Departments of Ophthalmology and Physiology & Biophysics

University of California, Irvine

Irvine, California

BASIC RESEARCH PROJECT

Understanding how the G90D and G90V rhodopsin mutations cause blindness

Research Interests

Vision begins in photoreceptor cells with the activation by light of the visual pigment, rhodopsin. The exquisite sensitivity of our rod photoreceptors that enables us to see in dim to moderately bright light requires that rhodopsin is extremely stable and does not activate the rods in the absence of light. Recently, two mutations in rhodopsin have been identified that appear to compromise its stability: Glycine 90 to Aspartate (G90D) reported to cause congenital stationary night blindness (CSNB), and Glycine 90 to Valine (G90V) found in patients with retinitis pigmentosa (RP). Structural and biochemical in vitro studies have suggested that the G90D/G90V mutations cause lower stability of both chromophore-bound and chromophore-free rhodopsin. However, previous studies with transgenic animal models have yielded conflicting results about the form of rhodopsin responsible for its abnormally high activity. Thus, despite decades of research, the molecular mechanism by which these mutations cause abnormal photoreceptor function and degeneration remains a subject of debate. and, as a result, effective treatments for people carrying these mutations are not available.
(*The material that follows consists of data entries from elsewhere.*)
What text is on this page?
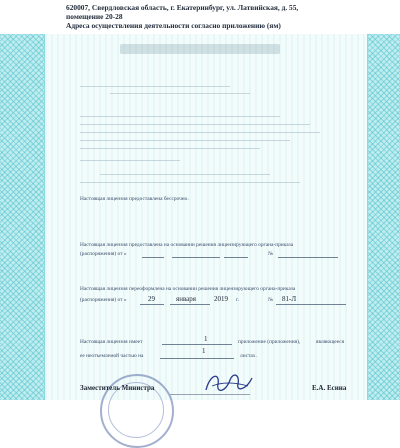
620007, Свердловская область, г. Екатеринбург, ул. Латвийская, д. 55,
помещение 20-28
Адреса осуществления деятельности согласно приложению (ям)
Настоящая лицензия предоставлена бессрочно.
Настоящая лицензия предоставлена на основании решения лицензирующего органа-приказа
(распоряжения) от «	№
Настоящая лицензия переоформлена на основании решения лицензирующего органа-приказа
(распоряжения) от «	29	января	2019 г.	№ 81-Л
Настоящая лицензия имеет	1	приложение (приложения),	являющееся
ее неотъемлемой частью на
1
листах.
Заместитель Министра	Е.А. Есина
Ultimately, Dr. Kefalov’s goal is to develop effective treatments targeted specifically towards patients carrying each of these two mutations and test their efficacy in human clinical studies.

Plans for 2023

The purpose of the project is to identify the molecular mechanism by which these mutations cause abnormal photoreceptor function and degeneration as a first step in developing effective treatments for people carrying these mutations.

Dr. Kefalov’s laboratory has now completed the quantification of the physiological and morphological characterization of G90D and G90V mice as proposed and have obtained additional molecular data. In 2023, they plan to extend these findings and begin addressing the mechanism by which these mutations lead to blindness and possible retinal degeneration.

Specific Aims:

Aim 1. To investigate the disease mechanism of the G90D/G90V rhodopsin mutations by evaluating whether exogenous chromophore is able to restore normal rod function.

Aim 2. To determine the effect of the G90D and G90V mutations on chromophore binding to rhodopsin by measuring rod dark adaptation.

Progress in 2022

Throughout 2022, Dr. Kefalov expanded his studies on G90D/G90V rhodopsins over the past year by performing microspectrophotometry and biochemistry experiments that were not part of the proposed research plan but provided significant insight into their properties. First, in collaboration with Dr. Clint Makino from Boston University, he measured absorption spectra of rod outer segments from patches of freshly dissected mouse retinas to capture the time course of production and decay of metarhodopsin III (Meta III) after photobleaching (shown). Dr. Kefalov observed normal production and decay of Meta III in wild type (WT) rods. In striking contrast, photobleached mutant rhodopsins decay was monophasic. Second, in collaboration with Dr. Pere Garriga from Universitat Politecnica de Catalunya, Spain, Dr. Kefalov’s team found that the chemical stability of both mutants is dramatically reduced compared to WT. Curiously, we also found normal WT-like thermal stability of G90D but 50-fold lower thermal stability of G90V rhodopsin (not shown).

Progress in 2021

Dr. Kefalov relocated his lab from Washington University in St. Louis to the University of California, Irvine in June 2021. Nevertheless, he made significant progress in analyzing the structure and function of the photoreceptors in G90D and G90V mutant mice. Using electroretinography, his team found that both G90D and G90V rhodopsin mutations cause suppressed scotopic light responses in 4 months-old mice (shown). The rod-driven responses from younger 2 months-old mutant animals were similarly reduced (not shown), suggesting that this functional deficit is not caused by progressive retinal degeneration but rather by abnormal mutant opsin stability. Indeed, retina morphology in 4 months-old mutant animals appeared normal (not shown). These findings demonstrate the feasibility of our approach and, encouragingly, are consistent with the human phenotype associated with the G90D and G90V mutations.